The DCMS report will point to a reluctance inside NI's senior ranks to disclose that the official "rogue reporter" line of 2006 had long been dismissed as not legally credible within key quarters of the newspaper's management.
Colin Myler, the former editor of the now-closed NOTW, and NI's former legal manager, Tom Crone, will both be heavily criticised for failing to disclose to parliament the full extent of what was known about the "culture" of illegal practices inside the NOTW.
Les Hinton, the former chief executive of Dow Jones, and one of Rupert Murdoch's trusted lieutenants, will also be criticised for failing to reveal in full all he knew.
Although News International collectively, as a company, will be described as an organisation which knew its legal position on phone hacking was perilous and that it acted solely to protect its own interests by concealing key evidence, it is understood that the man at the helm, Mr Murdoch, will not be directly accused of outright intentional deception.
Nevertheless, it is understood he will be described as failing to tell the committee, in full, all he must have known. The Scots Law equivalent of "not proven" – which is neither a verdict of guilty or not guilty – was used by one MP to describe the report's conclusion on Mr Murdoch.
The delay in publishing the report has not been helped by divisions inside the select committee. The MPs have been split over the exact nature of their criticism of Mr Murdoch. A compromise, which criticises his reluctance to describe the full picture, is understood to be one solution discussed.

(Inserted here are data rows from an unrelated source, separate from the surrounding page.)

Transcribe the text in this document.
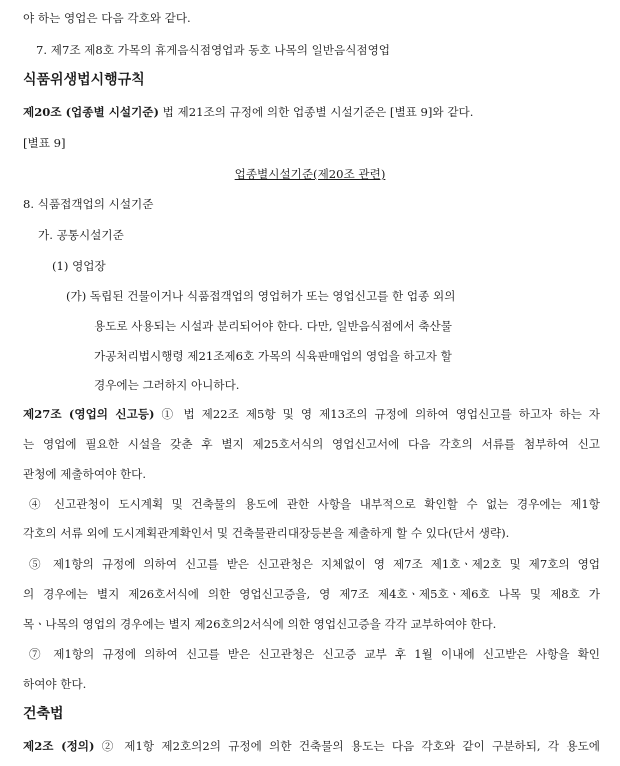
야 하는 영업은 다음 각호와 같다.
7. 제7조 제8호 가목의 휴게음식점영업과 동호 나목의 일반음식점영업
식품위생법시행규칙
제20조 (업종별 시설기준) 법 제21조의 규정에 의한 업종별 시설기준은 [별표 9]와 같다.
[별표 9]
업종별시설기준(제20조 관련)
8. 식품접객업의 시설기준
가. 공통시설기준
(1) 영업장
(가) 독립된 건물이거나 식품접객업의 영업허가 또는 영업신고를 한 업종 외의
용도로 사용되는 시설과 분리되어야 한다. 다만, 일반음식점에서 축산물
가공처리법시행령 제21조제6호 가목의 식육판매업의 영업을 하고자 할
경우에는 그러하지 아니하다.
제27조 (영업의 신고등) ① 법 제22조 제5항 및 영 제13조의 규정에 의하여 영업신고를 하고자 하는 자
는 영업에 필요한 시설을 갖춘 후 별지 제25호서식의 영업신고서에 다음 각호의 서류를 첨부하여 신고
관청에 제출하여야 한다.
④ 신고관청이 도시계획 및 건축물의 용도에 관한 사항을 내부적으로 확인할 수 없는 경우에는 제1항
각호의 서류 외에 도시계획관계확인서 및 건축물관리대장등본을 제출하게 할 수 있다(단서 생략).
⑤ 제1항의 규정에 의하여 신고를 받은 신고관청은 지체없이 영 제7조 제1호ㆍ제2호 및 제7호의 영업
의 경우에는 별지 제26호서식에 의한 영업신고증을, 영 제7조 제4호ㆍ제5호ㆍ제6호 나목 및 제8호 가
목ㆍ나목의 영업의 경우에는 별지 제26호의2서식에 의한 영업신고증을 각각 교부하여야 한다.
⑦ 제1항의 규정에 의하여 신고를 받은 신고관청은 신고증 교부 후 1월 이내에 신고받은 사항을 확인
하여야 한다.
건축법
제2조 (정의) ② 제1항 제2호의2의 규정에 의한 건축물의 용도는 다음 각호와 같이 구분하되, 각 용도에
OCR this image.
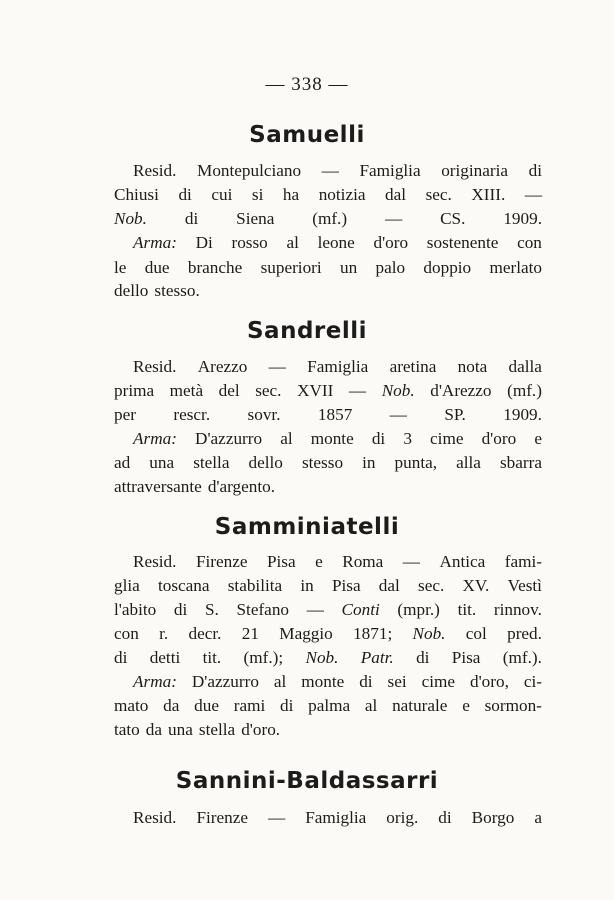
— 338 —
Samuelli
Resid. Montepulciano — Famiglia originaria di
Chiusi di cui si ha notizia dal sec. XIII. —
Nob. di Siena (mf.) — CS. 1909.
Arma: Di rosso al leone d'oro sostenente con
le due branche superiori un palo doppio merlato
dello stesso.
Sandrelli
Resid. Arezzo — Famiglia aretina nota dalla
prima metà del sec. XVII — Nob. d'Arezzo (mf.)
per rescr. sovr. 1857 — SP. 1909.
Arma: D'azzurro al monte di 3 cime d'oro e
ad una stella dello stesso in punta, alla sbarra
attraversante d'argento.
Samminiatelli
Resid. Firenze Pisa e Roma — Antica fami-
glia toscana stabilita in Pisa dal sec. XV. Vestì
l'abito di S. Stefano — Conti (mpr.) tit. rinnov.
con r. decr. 21 Maggio 1871; Nob. col pred.
di detti tit. (mf.); Nob. Patr. di Pisa (mf.).
Arma: D'azzurro al monte di sei cime d'oro, ci-
mato da due rami di palma al naturale e sormon-
tato da una stella d'oro.
Sannini-Baldassarri
Resid. Firenze — Famiglia orig. di Borgo a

During appearances at Westminster, Mr Murdoch blamed Mr Crone and Mr Myler for failing to disclose to him key evidence which showed phone hacking was widespread at the tabloid.
Mr Murdoch recently wrote to the committee insisting he had "not misled Parliament. I did not know about, nor did I try to hide, wrongdoing."
Despite urging the committee's MPs to support his innocence, the report is understood to fall short of totally absolving Mr Murdoch and granting him the legal luxury of pushing all blame in the direction of Mr Crone and Mr Myler.
There has also been heated debate among the select committee about how far their report should go, given what one MP called "the competition in the Strand" – namely, the Leveson Inquiry.
However, given that the select committee and Leveson have examined similar evidence, there was a common view that a weak report could backfire on the Commons' authority.